Il fatto di implorare l’aiuto di Maria con la preghiera trova il suo sicuro fondamento nel compito che esercita incessantemente, presso Dio, di procurarci la divina grazia. Ella, infatti, per dignità e per meriti è a lui sommamente accetta e ha un potere notevolmente superiore a tutti gli Angeli e Santi. Questo ufficio non si manifesta, in modo tanto evidente, in nessun’altra preghiera come nel Rosario. Venerabili Fratelli, Dio, che con somma benevolenza ci donò una così grande Mediatrice’, e che “volle farci avere ogni bene per mezzo di Maria, con la sua intercessione e il suo favore assecondi i nostri desideri e ci riempia di speranza. 

Maria va sempre compresa nell’ottica cristologica della fede e mai scissa dal Redentore. Ella rimane sempre la seguace del Nazareno e Lui non la si può anteporre. E’ una creatura superiore, ma umile come ricorda il Magnificat. La recita del Santo Rosario pone infatti in risalto elementi di suddetta pratica e la contemplazione dell’intera vita di Cristo in correlazione a Maria.  

La posizione del Catechismo della Chiesa Cattolica 

Al n° 2022 il Catechismo ribadisce: la grazia risponde alle profonde aspirazioni della libertà umana, la invita a cooperare con essa e la perfeziona. 
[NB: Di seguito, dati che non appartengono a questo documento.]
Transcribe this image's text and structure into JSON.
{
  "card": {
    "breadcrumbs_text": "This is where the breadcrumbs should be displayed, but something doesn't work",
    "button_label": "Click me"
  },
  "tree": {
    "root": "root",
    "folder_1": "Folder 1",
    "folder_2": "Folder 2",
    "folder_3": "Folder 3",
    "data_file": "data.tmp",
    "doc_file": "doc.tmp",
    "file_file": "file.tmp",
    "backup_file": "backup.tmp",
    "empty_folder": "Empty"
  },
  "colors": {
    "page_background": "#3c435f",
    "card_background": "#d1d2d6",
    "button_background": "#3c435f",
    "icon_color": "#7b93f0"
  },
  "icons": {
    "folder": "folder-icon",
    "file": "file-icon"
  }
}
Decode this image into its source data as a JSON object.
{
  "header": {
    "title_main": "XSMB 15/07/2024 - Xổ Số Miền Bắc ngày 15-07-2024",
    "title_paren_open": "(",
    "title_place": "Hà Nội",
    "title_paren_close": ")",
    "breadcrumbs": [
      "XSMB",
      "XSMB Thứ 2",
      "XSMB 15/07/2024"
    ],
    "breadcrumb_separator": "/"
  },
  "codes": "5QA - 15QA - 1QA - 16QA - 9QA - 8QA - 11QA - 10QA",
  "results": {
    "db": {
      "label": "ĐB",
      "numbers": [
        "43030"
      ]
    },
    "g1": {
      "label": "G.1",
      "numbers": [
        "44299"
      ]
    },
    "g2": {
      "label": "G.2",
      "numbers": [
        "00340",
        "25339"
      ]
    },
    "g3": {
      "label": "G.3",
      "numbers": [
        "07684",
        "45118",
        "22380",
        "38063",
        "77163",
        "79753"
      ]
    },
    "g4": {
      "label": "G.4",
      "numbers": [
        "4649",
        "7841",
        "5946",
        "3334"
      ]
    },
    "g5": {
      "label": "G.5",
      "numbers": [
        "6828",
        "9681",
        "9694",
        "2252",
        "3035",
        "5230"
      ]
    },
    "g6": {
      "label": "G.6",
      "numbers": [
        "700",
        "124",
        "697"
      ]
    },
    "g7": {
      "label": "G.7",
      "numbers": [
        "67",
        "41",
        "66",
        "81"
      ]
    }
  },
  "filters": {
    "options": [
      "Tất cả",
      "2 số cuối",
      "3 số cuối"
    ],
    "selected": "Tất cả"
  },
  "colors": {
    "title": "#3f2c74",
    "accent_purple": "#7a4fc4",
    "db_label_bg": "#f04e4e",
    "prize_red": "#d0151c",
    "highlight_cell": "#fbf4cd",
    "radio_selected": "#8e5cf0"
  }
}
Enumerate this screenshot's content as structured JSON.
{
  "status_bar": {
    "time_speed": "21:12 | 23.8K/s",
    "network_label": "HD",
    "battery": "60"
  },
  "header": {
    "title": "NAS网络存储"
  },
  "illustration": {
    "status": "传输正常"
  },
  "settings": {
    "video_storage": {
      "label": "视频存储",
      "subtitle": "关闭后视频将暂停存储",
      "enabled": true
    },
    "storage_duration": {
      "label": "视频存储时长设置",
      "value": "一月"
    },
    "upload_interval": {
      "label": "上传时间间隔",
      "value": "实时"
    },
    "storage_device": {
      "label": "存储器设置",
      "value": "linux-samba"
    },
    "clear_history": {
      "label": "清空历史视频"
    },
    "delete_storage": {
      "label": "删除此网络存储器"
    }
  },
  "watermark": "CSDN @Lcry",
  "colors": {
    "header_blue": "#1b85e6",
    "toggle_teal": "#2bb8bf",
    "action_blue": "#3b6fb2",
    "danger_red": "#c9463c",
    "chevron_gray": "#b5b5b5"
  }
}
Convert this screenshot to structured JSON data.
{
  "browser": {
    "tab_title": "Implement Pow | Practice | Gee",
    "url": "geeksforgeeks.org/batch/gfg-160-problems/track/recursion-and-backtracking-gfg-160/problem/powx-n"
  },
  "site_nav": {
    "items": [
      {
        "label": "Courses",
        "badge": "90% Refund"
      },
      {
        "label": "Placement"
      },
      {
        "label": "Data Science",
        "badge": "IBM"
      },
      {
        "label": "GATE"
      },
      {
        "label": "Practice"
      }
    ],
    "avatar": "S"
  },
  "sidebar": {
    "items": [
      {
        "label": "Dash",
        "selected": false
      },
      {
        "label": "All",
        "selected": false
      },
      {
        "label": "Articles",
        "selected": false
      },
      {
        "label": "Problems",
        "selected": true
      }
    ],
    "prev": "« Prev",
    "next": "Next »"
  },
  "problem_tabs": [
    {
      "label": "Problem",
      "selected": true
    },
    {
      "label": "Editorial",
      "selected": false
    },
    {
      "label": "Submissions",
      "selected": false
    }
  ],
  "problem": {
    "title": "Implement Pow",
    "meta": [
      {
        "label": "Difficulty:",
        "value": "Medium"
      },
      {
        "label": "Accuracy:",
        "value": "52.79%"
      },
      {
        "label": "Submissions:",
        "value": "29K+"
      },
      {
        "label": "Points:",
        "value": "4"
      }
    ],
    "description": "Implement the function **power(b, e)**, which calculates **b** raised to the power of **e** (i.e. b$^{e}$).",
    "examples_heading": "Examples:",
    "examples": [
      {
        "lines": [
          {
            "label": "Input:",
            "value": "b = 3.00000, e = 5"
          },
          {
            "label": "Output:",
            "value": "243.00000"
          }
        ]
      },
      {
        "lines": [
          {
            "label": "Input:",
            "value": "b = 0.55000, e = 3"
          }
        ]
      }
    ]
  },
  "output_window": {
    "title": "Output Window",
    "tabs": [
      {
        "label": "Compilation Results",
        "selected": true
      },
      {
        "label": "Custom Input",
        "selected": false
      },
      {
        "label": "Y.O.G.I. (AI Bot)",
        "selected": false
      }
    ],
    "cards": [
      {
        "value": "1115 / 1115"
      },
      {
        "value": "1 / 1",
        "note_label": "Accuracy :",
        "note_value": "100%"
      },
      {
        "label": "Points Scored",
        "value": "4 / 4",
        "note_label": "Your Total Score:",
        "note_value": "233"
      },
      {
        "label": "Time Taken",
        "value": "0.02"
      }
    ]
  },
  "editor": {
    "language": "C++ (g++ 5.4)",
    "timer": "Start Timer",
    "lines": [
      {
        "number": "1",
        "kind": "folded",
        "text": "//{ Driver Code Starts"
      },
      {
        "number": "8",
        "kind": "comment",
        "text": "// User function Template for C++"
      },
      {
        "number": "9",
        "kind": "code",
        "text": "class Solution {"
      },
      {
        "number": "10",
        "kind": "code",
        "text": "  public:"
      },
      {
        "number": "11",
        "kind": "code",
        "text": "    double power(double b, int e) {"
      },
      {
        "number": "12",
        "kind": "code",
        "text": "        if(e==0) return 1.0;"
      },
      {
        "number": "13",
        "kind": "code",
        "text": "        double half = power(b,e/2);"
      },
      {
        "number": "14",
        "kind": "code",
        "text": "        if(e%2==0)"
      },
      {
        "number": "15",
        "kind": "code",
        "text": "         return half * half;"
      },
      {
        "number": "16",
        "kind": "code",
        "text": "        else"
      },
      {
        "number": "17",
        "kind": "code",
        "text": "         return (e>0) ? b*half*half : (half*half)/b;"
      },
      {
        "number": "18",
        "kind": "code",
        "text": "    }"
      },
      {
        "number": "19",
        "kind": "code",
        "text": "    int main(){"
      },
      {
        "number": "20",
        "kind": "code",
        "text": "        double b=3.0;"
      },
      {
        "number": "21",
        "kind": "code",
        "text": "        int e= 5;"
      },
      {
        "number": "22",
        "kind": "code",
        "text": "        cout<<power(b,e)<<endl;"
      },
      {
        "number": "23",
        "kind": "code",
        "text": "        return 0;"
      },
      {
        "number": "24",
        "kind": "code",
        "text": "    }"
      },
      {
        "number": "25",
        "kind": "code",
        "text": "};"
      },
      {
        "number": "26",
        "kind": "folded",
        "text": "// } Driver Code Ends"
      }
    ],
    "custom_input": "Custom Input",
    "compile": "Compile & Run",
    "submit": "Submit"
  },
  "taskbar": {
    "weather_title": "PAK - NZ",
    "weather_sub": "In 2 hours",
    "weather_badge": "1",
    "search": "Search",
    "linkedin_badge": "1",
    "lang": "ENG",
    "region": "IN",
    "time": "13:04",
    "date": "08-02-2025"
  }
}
Al n° 2023 conferma: la grazia santificante è il dono gratuito che Dio ci fa della sua vita, infusa dallo Spirito Santo nella nostra anima per guarirla dal peccato e santificarla.  

La grazia santificante era già un dono che Dio aveva realizzato per l’antico Israele. Nei racconti veterotestamentari la grazia viene affermata come una sorta di benignità di Dio riversata agli uomini. Codesta benevolenza, che indica la misericordia è riportata dal libro della Lamentazioni al cap. 3, 22 e in Genesi 33, 8 e seguenti. L’Antico Testamento fa comunque trasparire che talune persone hanno trovato grazia presso Dio: si pensi a Noè, Mosè e Davide quali suoi particolari annunciatori.